Synthetic nitrogen fertilisers boost agricultural production but if used in excess, they pollute the environment. Their prices are also soaring, especially now with the war in Ukraine. It has left scientists searching elsewhere for a solution to this combination of crises.
What are scientists replacing chemical fertilisers with?
“Our urine”, say researcher Fabien Esculier.
To grow, “plants need nutrients, nitrogen, phosphorus and potassium,” explains the engineer and coordinator of the OCAPI research program. When we eat, we ingest these nutrients before “excrete them, mostly through urine.”
For a long time, urban excrement was used in agricultural fields, before being replaced by chemical fertilisers.
But when these nutrients are released in large quantities into rivers, they are one of the main sources of pollution.
Going beyond preconceptions
Separating and collecting the urine at the source means rethinking toilets, the wastewater collection network – and overcoming certain preconceived ideas.
The separation of urine from toilets was first tested in Swedish eco-villages in the early 1990s, then in Switzerland or Germany. Experiments are now also being carried out in the United States, South Africa, Ethiopia, India and Mexico.
In France, projects are emerging in Dol-de-Bretagne, Paris, Montpellier.
The first generation of toilets with a urine separator were considered impractical and unsightly. A new model, however, developed by the Swiss company Laufen with Eawag has got good reviews.
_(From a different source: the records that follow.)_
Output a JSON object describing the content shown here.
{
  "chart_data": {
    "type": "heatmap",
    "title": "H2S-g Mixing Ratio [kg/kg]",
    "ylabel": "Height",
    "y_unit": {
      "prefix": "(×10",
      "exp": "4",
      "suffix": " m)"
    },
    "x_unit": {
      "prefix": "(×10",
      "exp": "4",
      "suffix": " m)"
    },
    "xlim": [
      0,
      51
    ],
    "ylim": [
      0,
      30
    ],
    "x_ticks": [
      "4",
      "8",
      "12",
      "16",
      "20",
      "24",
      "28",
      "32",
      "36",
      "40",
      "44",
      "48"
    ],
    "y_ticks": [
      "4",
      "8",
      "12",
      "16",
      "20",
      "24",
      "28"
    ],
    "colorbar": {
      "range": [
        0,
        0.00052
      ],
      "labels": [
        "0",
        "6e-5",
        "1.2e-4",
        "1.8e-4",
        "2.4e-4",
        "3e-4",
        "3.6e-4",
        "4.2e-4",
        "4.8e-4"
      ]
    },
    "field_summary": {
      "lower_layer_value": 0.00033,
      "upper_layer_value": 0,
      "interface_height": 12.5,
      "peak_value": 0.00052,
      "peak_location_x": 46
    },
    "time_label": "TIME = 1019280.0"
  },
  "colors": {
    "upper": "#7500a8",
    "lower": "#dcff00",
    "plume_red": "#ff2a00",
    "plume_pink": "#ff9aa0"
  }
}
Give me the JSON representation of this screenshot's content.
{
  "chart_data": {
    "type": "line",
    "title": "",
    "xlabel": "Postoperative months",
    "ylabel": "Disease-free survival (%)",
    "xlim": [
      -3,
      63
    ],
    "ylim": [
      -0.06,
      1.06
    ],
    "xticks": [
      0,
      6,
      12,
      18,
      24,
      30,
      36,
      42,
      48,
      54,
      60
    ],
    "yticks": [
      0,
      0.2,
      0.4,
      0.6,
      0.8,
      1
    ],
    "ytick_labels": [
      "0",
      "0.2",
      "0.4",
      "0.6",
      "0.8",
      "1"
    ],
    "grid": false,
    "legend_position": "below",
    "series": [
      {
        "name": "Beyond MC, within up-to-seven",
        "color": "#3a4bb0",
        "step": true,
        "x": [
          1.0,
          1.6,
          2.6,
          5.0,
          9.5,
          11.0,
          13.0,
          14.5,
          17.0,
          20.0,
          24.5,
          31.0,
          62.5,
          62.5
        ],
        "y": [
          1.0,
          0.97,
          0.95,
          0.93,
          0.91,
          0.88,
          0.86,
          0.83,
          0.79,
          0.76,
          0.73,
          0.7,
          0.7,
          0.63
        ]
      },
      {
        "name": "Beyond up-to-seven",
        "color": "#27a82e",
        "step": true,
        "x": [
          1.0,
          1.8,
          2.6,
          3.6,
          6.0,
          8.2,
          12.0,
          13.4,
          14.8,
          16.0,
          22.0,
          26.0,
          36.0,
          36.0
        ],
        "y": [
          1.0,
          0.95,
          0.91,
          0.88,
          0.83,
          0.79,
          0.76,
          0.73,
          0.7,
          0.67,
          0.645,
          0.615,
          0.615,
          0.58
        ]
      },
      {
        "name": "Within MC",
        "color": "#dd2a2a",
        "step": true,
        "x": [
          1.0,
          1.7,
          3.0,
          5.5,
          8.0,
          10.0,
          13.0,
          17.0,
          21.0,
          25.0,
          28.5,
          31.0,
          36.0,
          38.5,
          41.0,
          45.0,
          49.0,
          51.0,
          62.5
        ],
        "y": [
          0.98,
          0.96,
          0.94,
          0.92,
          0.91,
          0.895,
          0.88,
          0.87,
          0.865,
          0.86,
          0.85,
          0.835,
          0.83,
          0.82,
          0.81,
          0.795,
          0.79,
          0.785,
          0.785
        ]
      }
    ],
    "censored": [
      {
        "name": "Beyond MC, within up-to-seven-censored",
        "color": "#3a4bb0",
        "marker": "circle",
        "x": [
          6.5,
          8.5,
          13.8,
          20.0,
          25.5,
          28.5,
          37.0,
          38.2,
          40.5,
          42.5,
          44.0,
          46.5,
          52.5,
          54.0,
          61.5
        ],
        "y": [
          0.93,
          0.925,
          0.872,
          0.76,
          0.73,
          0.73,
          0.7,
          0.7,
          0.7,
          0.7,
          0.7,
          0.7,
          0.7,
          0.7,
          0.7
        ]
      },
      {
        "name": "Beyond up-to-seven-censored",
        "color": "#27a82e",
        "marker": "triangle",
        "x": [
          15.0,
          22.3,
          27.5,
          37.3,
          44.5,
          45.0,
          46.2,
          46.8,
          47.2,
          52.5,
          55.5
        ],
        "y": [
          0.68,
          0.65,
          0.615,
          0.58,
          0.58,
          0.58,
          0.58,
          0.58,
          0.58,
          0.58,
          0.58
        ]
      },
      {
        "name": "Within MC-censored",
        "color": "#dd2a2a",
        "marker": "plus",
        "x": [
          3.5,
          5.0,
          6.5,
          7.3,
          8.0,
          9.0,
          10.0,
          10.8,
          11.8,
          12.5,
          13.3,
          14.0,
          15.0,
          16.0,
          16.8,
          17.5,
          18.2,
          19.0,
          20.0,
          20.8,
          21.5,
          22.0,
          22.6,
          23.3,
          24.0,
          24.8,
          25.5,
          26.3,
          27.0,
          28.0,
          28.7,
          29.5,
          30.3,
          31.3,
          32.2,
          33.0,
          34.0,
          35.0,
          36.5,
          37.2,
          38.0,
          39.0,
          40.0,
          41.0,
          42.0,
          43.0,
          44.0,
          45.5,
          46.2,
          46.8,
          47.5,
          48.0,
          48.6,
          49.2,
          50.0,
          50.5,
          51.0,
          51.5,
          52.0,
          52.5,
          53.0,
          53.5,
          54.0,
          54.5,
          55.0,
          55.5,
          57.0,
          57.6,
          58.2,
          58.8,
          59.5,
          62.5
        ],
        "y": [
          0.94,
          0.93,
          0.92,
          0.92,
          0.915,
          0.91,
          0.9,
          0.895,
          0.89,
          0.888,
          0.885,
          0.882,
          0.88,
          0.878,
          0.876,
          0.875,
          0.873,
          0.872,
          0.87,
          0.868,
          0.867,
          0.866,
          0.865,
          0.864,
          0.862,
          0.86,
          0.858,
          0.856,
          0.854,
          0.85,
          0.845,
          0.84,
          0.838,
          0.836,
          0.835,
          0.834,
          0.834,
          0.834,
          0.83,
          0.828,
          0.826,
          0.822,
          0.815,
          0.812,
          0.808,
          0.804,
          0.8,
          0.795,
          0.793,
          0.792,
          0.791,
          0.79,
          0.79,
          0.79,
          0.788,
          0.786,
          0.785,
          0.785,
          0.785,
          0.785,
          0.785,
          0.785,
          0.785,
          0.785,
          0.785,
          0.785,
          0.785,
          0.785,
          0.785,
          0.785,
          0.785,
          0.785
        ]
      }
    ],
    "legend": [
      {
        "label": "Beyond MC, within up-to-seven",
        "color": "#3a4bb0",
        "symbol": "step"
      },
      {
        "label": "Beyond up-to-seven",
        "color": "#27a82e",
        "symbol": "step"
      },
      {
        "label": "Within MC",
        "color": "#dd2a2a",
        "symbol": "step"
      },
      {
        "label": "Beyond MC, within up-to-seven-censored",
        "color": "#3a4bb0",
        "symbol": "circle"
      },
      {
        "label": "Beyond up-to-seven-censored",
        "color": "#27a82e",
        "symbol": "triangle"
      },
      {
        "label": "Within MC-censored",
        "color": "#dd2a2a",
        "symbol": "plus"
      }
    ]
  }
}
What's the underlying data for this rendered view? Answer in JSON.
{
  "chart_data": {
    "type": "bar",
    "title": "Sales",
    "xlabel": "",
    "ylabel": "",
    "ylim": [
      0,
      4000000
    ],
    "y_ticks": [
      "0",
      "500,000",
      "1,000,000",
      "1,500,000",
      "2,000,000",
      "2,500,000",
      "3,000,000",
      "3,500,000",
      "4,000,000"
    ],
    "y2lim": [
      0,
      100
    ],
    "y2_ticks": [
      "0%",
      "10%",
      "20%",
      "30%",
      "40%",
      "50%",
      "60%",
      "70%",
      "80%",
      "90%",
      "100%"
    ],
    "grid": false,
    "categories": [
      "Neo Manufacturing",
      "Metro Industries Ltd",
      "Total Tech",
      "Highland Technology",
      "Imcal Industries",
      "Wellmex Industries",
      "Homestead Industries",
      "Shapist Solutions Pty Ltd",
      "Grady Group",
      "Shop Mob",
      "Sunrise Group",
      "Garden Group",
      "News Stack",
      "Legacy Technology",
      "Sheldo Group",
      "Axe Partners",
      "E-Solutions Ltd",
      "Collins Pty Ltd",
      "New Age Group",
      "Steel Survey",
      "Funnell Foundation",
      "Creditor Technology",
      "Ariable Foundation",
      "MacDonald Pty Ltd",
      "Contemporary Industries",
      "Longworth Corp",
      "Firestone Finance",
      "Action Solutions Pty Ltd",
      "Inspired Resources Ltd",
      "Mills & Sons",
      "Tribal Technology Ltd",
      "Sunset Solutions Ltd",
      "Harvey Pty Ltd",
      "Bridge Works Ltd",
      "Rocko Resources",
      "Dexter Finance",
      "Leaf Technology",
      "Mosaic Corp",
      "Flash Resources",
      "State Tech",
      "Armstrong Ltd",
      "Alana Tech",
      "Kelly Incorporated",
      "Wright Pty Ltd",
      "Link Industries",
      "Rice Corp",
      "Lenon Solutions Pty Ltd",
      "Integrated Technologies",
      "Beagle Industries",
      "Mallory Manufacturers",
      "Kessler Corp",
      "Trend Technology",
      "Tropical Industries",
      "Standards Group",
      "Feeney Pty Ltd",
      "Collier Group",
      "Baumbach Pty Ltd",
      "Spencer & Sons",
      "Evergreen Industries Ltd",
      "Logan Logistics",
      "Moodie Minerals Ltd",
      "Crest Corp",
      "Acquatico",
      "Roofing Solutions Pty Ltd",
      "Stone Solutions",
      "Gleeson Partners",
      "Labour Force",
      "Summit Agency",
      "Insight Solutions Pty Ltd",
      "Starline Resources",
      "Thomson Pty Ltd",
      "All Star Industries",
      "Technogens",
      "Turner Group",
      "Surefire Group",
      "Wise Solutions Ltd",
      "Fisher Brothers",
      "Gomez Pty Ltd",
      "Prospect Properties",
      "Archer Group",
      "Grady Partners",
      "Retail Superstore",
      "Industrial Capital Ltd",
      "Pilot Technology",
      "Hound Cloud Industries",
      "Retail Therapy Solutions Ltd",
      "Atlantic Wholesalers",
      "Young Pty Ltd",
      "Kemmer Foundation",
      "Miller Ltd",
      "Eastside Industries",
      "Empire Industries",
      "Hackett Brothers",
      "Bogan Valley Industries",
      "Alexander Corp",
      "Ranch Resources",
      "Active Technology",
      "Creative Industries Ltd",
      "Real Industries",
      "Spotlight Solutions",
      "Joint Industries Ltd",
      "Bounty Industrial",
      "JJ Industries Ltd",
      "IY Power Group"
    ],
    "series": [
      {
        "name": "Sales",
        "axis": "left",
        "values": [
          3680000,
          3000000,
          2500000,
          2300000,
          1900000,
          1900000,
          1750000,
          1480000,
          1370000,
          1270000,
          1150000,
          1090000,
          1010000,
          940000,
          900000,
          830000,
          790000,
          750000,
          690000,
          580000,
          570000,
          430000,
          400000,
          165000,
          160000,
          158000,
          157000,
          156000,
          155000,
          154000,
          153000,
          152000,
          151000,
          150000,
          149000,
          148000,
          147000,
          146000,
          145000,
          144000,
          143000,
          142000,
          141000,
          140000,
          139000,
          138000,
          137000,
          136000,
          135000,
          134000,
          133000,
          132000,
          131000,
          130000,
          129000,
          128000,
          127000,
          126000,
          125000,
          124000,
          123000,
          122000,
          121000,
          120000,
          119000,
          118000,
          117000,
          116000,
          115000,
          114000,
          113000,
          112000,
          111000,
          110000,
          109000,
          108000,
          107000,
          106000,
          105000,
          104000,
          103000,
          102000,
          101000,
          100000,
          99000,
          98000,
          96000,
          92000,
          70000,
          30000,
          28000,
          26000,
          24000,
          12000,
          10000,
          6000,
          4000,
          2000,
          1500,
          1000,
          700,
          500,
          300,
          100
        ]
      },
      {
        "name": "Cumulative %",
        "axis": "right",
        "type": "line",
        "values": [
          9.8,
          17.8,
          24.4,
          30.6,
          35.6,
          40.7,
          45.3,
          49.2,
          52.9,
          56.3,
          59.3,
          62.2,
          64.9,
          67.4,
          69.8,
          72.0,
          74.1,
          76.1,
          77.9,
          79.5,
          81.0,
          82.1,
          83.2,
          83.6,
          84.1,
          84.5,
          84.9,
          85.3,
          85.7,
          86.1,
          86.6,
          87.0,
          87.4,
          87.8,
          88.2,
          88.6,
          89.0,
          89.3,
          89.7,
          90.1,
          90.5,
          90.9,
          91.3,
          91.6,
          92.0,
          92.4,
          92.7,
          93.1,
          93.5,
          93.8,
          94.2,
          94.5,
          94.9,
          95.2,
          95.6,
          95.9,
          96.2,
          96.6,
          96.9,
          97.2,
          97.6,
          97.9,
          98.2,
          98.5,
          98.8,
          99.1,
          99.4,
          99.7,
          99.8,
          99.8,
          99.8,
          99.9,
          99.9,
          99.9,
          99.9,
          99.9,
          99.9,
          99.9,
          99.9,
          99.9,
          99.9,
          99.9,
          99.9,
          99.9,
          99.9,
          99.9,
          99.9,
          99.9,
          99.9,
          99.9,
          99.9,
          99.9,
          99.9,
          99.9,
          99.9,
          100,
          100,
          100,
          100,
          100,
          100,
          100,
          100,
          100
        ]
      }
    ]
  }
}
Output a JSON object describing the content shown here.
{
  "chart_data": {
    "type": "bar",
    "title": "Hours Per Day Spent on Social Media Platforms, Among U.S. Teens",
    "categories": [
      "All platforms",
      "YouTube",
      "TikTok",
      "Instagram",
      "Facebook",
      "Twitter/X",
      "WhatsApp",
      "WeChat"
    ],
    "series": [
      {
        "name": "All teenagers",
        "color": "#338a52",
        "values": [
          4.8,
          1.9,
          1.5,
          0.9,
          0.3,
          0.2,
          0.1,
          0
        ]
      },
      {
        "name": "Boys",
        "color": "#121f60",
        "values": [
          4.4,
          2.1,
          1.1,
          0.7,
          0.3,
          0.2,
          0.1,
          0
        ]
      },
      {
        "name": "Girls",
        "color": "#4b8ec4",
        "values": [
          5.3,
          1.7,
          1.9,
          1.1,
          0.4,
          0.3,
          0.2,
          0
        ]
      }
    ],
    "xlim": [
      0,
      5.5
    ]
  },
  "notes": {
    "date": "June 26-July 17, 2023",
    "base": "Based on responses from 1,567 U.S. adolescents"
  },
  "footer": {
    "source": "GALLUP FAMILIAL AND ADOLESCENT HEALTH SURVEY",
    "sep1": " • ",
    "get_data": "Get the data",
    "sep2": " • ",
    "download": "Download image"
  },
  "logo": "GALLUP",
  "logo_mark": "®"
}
Fabien Gandossi, who owns the 211 restaurant in Paris, equipped his establishment with this new, dry model that collects urine.
“We have rather positive feedback, people a little surprised, but (..) they see little difference compared to a traditional system,” he says.
Are people ready to eat food fertilised with urine?
There are differences in attitude across the countries where urine-based fertilisers have been trialled. The acceptance rate is very high in China, France and Uganda, but low in Portugal and Jordan.
Since urine is not normally a major carrier of disease, it does not require heavy processing for use in agriculture. The World Health Organization (WHO) recommends letting it rest and itis also possible to pasteurise it.
Once collected, the urine must be transported to the fields. But the procedure is still expensive. Various techniques make it possible to reduce its volume and to concentrate, or even dehydrate it.
There are a lot of obstacles, with soaring gas prices and the desire of many countries to strengthen their food sovereignty. Despite this, researchers believe that urine is the future of natural fertilisers.